Optical properties study of high-throughput horizontal composition gradient FeSe1-xTex thin film based on ellipsometry

Abstract

The high-throughput superconductivity research model can effectively accelerate the material synthesis and physical characterization process. It can rapidly form a database of materials and reveal the hidden key physical laws, which provides significant assistance to the research of superconducting materials, especially the exploration of superconductivity mechanism. In this work, FeSe1-xTex thin film with spread composition was grown by combined laser molecular beam epitaxy, the third generation combined thin film preparation technique. The film thickness and surface morphology were obtained by atomic force microscopy, which showed that the sample surface was relatively smooth.

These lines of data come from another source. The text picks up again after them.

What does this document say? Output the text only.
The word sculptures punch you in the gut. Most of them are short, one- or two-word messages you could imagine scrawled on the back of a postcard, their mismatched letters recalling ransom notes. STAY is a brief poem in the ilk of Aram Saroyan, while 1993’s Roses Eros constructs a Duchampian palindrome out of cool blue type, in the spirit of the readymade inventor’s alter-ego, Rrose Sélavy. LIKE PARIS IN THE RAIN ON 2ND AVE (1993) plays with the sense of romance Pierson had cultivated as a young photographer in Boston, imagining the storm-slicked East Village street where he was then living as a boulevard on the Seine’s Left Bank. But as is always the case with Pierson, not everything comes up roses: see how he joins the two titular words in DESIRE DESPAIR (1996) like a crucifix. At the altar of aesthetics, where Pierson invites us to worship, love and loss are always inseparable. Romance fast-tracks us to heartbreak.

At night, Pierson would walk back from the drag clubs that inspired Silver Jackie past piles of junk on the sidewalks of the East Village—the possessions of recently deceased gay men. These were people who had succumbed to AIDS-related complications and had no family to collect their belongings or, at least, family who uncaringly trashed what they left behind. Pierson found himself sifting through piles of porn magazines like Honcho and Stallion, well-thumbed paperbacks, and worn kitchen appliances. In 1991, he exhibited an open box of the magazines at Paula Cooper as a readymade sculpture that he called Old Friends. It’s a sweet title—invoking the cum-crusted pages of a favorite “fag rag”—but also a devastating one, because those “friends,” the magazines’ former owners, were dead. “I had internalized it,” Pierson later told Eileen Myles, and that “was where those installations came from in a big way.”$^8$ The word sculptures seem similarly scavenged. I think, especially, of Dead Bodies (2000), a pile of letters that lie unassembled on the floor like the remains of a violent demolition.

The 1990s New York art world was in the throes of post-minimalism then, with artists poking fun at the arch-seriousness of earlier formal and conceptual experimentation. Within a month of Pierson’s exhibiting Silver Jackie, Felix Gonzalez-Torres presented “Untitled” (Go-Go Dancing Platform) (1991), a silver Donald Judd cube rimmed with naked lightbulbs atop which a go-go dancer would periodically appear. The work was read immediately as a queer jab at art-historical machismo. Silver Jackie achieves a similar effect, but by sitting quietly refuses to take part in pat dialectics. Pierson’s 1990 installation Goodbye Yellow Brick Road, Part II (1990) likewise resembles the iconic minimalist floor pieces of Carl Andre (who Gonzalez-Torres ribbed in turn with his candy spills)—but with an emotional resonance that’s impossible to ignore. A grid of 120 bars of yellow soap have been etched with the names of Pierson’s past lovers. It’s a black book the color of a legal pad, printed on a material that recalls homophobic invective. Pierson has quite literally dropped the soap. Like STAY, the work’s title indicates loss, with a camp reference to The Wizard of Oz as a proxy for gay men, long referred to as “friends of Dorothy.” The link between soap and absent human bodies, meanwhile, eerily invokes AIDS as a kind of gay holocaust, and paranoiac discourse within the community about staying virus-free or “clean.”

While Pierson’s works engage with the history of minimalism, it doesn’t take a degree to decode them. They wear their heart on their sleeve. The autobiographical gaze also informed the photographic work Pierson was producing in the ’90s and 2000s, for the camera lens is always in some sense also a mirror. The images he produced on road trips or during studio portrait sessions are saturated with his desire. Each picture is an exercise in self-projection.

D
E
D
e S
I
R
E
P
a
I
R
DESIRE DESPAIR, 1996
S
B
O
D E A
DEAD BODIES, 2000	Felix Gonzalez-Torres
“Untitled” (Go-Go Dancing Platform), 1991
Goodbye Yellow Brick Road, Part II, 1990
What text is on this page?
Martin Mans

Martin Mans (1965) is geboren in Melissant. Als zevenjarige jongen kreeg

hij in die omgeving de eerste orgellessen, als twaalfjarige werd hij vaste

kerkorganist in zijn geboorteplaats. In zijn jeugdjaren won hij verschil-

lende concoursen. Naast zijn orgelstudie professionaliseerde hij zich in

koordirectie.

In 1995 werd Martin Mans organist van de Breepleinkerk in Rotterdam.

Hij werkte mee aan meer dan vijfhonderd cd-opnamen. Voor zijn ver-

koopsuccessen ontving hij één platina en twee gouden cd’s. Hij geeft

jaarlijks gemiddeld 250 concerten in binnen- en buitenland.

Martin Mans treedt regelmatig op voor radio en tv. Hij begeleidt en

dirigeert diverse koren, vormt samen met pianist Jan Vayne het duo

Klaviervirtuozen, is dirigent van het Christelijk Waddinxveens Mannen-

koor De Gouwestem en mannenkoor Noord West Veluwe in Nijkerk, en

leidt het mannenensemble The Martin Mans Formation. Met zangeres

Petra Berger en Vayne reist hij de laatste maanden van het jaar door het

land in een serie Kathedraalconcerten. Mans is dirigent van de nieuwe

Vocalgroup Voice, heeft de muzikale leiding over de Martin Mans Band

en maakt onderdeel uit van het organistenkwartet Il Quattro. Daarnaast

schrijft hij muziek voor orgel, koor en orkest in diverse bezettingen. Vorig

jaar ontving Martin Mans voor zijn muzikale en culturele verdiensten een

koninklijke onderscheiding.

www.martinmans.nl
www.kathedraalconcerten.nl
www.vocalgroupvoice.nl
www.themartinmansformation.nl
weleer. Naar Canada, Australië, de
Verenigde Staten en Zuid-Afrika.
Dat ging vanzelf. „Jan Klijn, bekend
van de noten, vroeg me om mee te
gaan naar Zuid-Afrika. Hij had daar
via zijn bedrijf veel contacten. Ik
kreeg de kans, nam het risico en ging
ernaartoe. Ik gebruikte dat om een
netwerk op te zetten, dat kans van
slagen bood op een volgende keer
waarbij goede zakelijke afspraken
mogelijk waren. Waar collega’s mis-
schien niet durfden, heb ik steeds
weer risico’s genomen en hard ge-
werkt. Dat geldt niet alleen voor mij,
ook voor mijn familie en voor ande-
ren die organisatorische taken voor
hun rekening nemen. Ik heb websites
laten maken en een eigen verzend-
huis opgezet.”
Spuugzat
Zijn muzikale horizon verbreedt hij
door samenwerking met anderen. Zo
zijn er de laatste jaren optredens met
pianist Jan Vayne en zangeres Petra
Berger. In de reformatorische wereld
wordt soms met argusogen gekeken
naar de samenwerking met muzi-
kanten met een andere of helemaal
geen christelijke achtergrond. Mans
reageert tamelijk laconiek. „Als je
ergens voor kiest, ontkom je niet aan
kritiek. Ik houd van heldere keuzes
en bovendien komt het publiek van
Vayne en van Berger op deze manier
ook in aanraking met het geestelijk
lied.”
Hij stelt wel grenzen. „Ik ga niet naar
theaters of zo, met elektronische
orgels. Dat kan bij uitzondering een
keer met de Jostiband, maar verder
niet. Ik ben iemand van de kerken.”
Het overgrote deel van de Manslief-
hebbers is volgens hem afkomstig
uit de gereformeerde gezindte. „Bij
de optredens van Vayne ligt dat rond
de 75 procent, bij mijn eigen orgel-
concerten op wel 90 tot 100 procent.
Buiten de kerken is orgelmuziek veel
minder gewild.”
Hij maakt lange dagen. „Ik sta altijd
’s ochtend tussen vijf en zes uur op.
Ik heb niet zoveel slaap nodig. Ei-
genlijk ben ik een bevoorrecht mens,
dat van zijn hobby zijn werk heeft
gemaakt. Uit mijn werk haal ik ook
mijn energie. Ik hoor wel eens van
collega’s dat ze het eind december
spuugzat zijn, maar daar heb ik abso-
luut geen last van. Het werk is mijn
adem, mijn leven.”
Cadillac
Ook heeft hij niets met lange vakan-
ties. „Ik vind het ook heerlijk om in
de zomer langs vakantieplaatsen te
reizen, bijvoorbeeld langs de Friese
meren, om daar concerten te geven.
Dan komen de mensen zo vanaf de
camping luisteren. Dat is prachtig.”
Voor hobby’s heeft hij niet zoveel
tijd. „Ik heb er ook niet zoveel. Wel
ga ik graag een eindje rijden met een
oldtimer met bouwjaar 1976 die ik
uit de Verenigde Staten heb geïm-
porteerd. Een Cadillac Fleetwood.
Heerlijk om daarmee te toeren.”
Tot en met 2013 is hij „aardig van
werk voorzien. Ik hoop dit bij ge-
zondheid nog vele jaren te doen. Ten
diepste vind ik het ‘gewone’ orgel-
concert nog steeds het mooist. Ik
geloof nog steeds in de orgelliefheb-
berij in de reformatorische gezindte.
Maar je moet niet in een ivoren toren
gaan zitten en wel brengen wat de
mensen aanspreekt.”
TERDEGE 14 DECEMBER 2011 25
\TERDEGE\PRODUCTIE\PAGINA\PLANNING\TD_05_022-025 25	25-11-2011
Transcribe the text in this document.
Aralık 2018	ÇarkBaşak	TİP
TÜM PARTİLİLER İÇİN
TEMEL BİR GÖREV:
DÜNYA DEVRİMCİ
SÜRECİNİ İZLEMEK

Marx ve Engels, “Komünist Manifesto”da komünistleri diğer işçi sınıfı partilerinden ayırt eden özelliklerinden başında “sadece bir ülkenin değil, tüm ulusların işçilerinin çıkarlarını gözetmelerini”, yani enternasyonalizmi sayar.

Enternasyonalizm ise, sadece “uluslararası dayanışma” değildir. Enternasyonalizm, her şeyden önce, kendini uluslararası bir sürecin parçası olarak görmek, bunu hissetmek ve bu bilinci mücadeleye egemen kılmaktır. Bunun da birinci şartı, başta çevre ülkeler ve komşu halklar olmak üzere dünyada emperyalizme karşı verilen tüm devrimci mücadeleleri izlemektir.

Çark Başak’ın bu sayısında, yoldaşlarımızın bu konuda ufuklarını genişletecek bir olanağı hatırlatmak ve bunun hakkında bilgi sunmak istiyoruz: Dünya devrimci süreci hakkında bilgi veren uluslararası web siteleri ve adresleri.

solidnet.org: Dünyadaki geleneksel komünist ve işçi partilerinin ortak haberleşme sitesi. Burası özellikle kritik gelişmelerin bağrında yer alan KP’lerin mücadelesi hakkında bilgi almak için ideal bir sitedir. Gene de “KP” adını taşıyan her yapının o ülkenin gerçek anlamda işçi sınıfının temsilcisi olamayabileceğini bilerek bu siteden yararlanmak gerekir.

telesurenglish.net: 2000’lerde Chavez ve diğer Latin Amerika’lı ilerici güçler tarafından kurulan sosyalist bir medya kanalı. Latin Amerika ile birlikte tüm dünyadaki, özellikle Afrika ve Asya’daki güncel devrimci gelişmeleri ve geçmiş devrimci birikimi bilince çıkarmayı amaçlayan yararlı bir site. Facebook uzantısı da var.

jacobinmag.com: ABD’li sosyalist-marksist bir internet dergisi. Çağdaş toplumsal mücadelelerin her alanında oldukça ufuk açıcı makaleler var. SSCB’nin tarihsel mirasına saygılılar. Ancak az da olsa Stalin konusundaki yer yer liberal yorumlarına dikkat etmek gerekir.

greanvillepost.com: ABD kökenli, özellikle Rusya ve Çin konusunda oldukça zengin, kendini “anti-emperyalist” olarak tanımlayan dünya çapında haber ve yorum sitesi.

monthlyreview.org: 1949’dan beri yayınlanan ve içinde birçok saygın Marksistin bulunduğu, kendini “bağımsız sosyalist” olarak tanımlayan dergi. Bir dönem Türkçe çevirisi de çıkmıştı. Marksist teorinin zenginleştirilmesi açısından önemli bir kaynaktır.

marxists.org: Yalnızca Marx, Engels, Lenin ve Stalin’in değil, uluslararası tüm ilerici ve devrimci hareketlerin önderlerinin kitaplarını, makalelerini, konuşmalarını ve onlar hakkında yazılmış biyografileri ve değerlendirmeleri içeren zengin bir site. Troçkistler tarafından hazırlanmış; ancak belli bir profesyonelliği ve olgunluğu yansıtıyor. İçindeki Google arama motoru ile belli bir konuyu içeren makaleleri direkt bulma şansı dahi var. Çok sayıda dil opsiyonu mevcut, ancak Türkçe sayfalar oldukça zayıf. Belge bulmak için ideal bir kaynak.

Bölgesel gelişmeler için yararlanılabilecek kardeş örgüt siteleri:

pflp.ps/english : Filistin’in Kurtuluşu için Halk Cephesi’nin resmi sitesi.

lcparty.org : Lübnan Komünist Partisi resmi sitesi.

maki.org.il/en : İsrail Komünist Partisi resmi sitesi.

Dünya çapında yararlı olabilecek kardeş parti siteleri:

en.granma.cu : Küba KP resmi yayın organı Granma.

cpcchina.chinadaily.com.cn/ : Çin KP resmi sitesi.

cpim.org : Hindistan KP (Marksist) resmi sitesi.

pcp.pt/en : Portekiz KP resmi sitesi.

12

In addition, we measured the distribution of critical elements and c-axis lattice constants within the different microzones along the direction of composition variation on the surface of the film, by X-ray photoelectron spectroscopy and X-ray diffraction, respectively, which verified that the film was prepared in accordance with a continuous composition gradient. Based on this, nine microzones of the film were tested using the ellipsometer equipped with a focused light spot. The dispersion model of the FeSe1-xTex layer was established using the Drude-Lorentz oscillator, and the optical constants of the film with horizontal composition gradient were obtained by inversion and fitting of the data within each microzone. The results indicate that the FeSe1-xTex thin film shows an obvious composition-dependent optical property. Our work reports the optical constants of FeSe1-xTex composition-spread thin film by using a nondestructive and accurate method, spectroscopic ellipsometry, which enriches the database of this material. This work may provide a reference for establishing the correlation between the optical and superconducting properties of FeSe-based superconductors.